Среди них были маленький звериный череп неведомого мне происхождения, засушенные
листья деревьев, заячья лапка, осколок толстого зеленого стекла и много других
таких вещей. Они хранились в темноте своего укрытия под крышкой конторки, мои
сокровища и мои секреты, их никто не видел, о них никто не знал, кроме меня,
и они были мне дороже всякого другого имущества.

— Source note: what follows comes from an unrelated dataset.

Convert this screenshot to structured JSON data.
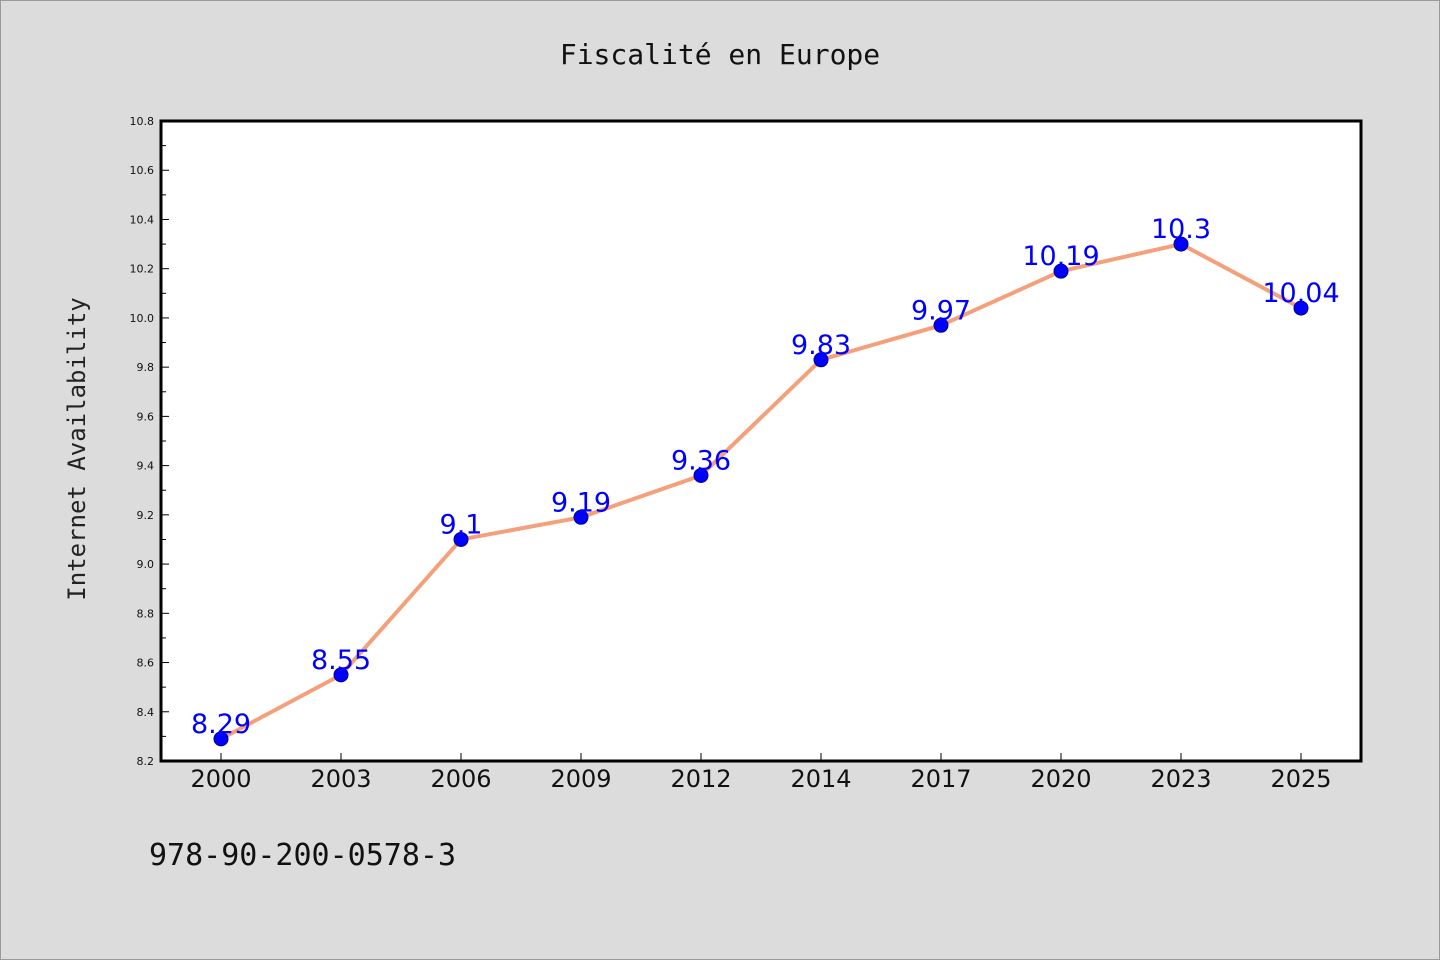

Наряду с этим тайником ценилась
и верхняя плоскость конторки, и тут была уже не сокровенная, не интимная сфера,
тут дело уже не обходилось без украшательства, щегольства, да и бахвальства.
Тут я не скрывал и не прятал, а выставлял напоказ и хвастался, тут требовались
великолепие и красота, кроме букетов цветов и кусков мрамора, здесь можно было
увидеть фотографии и другие картинки, и пределом моих мечтаний было поставить
здесь какую-нибудь скульптуру, все равно какую, но трехмерное произведение искусства,
какую-нибудь фигуру или голову, и желание это было таким сильным, что я однажды
украл одну марку и за восемьдесят пфеннигов купил бюстик молодого кайзера Вильгельма
из обожженной глины, массовое изделие, не представляющее никакой ценности.
Кстати сказать, эта мечта двенадцатилетнего не
покинула меня и в двадцать лет, и среди первых вещей, которые я купил на собственный
заработок, поступив в Тюбингене учеником в книжную лавку, был белоснежный гипсовый
слепок с праксителевского бюста Гермеса. Сегодня я, вероятно, не потерпел бы
его ни в какой комнате, но тогда я еще почти так же сильно, как в детстве со
своим глиняным бюстом кайзера, чувствовал первобытное волшебство скульптуры,
физического, осязаемого, ощутимого подражания природе. Существенно мой вкус,
таким образом, вряд ли улучшился, хотя, конечно, Гермес был более благородной
скульптурой, чем тот бюст кайзера. Должен также сказать, что тогда, в те четыре
тюбингенских года, я все еще был очень равнодушен к дому и комнате, где мне
довелось жить. Моей тюбннгенской комнатой на Герренберштрассе была все четыре
года та же, какую сняли мне родители при моем поступлении в книжную лавку, —
скучная, унылая комната на первом этаже некрасивого дома на тоскливой улице.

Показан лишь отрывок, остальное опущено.